Mycoplasma genitalium… What is this STI that is often resistant to antibiotics?

An unsavory name and often unknown to the general public in the battalion. If someone tells you “mycoplasma genitalium” (MG), or urogenital mycoplasma, you probably don’t know what it is. However, we are talking about a sexually transmitted infection (STI) which affects more than 500,000 people in the United Kingdom alone, according to a recently published British study. And in France, is this little-known disease also circulating?

What are the symptoms of this STI? Is it serious or benign? Can it have repercussions on health or fertility? And are there effective treatments? We take stock.

An STI often asymptomatic

Mycoplasma genitalium, kézako? “The genital flora naturally shelters a large set of microorganisms, including bacteria such as lactobacilli, but also mycoplasma hominis for example, which participate in the balance of the microbiota,” says Dr. Odile Bagot, gynecologist and author of the work Vagin & Cie, we tell you everything! (ed. Mango) and the blog Mam Gynéco. MG has a 100% sexually transmitted connotation. It’s not as dangerous as a chlamydia or gonococcal infection, but it’s mostly a marker of STIs, so you should always look for ‘criminal association’ with other infections.”

In practice, “it is an STI that resembles chlamydia trachomatis infection – much more common. The problem is that both are frequently asymptomatic, explains Professor Cécile Bébéar, head of the bacteriology department at Bordeaux University Hospital, director of the National Reference Center for Bacterial STIs and specialist in mycoplasma genitalium infections. In men, MG can cause urethritis, inflammation of the urethra, or cause no symptoms at all. And in women, “identifying suggestive symptoms is not easy either,” says Dr. Bagot. This does not give rise to pelviperitonitis – a pelvic inflammation most often of bacterial origin – as marked as with a gonococcal or chlamydia infection.”

An STI with little-known prevalence

In addition, “MG is a bacteria whose natural history we do not know very well,” recalls Professor Bébéar. There are symptomatic cases and others not, and we do not really know the risks of long-term sequelae in both men and women. This may sometimes cause cases of salpingitis. [une infection des trompes reliant l’utérus aux ovaires], with potentially effects that could affect fertility.” How ? “Any imbalance in the flora, even with non-sexually transmitted infections, can increase the risk of miscarriage or affect fertility,” answers Dr. Bagot.

And if in the United Kingdom, half a million people are affected by this STI, “in France, we do not have figures because to date, there have been no studies,” underlines the Prof. Bébéar. The PrévIST study, carried out by Public Health France, is underway to determine the prevalence of MG in the general population in France, and it is estimated that it would be between 1 and 3% of the population. “Mainly young adults,” adds Dr. Bagot. However, there is no question of falling into alarmism. MG is not that common, and when we order an STI test, we screen for it systematically.” To protect yourself from this STI, “protecting yourself with a condom remains the most effective protection,” insist Dr Bagot and Professor Bébéar.

An STI increasingly resistant to antibiotics

Fortunately, antibiotic treatments are available to treat MG infection. But if it is also important to protect yourself, “it is because this bacteria presents resistance to antibiotics, much greater than for the treatment of chlamydia for example,” indicates Professor Bébéar.
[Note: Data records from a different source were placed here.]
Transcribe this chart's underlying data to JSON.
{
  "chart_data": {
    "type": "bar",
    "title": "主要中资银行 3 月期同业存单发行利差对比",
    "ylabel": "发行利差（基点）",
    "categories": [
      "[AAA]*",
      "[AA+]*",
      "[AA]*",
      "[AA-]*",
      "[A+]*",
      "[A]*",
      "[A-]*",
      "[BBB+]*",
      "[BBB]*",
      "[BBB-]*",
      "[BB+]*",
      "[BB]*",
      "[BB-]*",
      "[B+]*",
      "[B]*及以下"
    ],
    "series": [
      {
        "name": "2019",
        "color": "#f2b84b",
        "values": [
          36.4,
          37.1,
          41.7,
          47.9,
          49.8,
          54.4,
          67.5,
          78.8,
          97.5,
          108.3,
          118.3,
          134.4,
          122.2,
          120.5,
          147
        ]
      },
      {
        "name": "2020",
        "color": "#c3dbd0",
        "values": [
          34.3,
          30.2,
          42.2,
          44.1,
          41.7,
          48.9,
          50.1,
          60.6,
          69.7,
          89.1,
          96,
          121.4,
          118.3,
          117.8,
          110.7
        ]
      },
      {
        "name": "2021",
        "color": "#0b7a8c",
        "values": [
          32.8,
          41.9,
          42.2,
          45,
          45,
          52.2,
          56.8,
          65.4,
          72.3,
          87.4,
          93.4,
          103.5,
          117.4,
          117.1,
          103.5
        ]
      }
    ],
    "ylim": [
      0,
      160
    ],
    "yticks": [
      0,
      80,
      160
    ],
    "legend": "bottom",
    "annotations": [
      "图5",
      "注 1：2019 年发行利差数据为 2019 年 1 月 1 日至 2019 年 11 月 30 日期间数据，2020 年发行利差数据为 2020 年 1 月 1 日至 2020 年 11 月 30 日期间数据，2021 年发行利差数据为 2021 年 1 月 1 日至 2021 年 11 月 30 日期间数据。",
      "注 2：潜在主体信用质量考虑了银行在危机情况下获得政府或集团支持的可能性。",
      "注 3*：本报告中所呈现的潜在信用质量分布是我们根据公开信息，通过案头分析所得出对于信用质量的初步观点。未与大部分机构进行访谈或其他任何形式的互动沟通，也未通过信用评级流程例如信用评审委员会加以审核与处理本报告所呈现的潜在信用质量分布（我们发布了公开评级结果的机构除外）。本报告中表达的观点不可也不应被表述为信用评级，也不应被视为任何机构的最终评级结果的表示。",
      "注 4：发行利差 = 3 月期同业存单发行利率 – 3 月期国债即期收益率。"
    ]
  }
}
International studies carried out by our CNR highlight very worrying figures: MG presents in France a resistance rate of around 35% to treatment with macrolides, a family of antibiotics to which azithromycin, the first-line treatment, belongs. intention of this infection”.

And why has the bacteria developed so much antibiotic resistance over the past ten years? “Because we have treated many cases of chlamydia with this drug, considered for this infection as a quick treatment,” explains the director of the CNR for bacterial STIs. Unfortunately, this selected for resistant bacteria including MG. This is why it is recommended in a certain number of countries – and a priori very soon in France too – to preferably use doxycycline, which belongs to another family of antibiotics, to treat infections with chlamydia,” continues Professor Bébéar.

Towards better screening

Screening for MG should also evolve. “For a long time, we were unable to detect it,” remembers Professor Bébéar. But we can today, thanks to PCR screening methods that work very well. On the other hand, its screening is not yet reimbursed by Social Security, which should change by 2024, in accordance with the HAS recommendations of July 2022.”

For the moment, “screening and treatment with antibiotics are only intended for symptomatic people and their partners,” specifies Professor Bébéar. Restricted access justified by the fight against antibiotic resistance. If necessary, “MG could become intractable – because the second-line treatment after macrolides is fluoroquinolones, another family of antibiotics, which are also facing growing resistance. And after that, there’s not much else in the therapeutic arsenal.”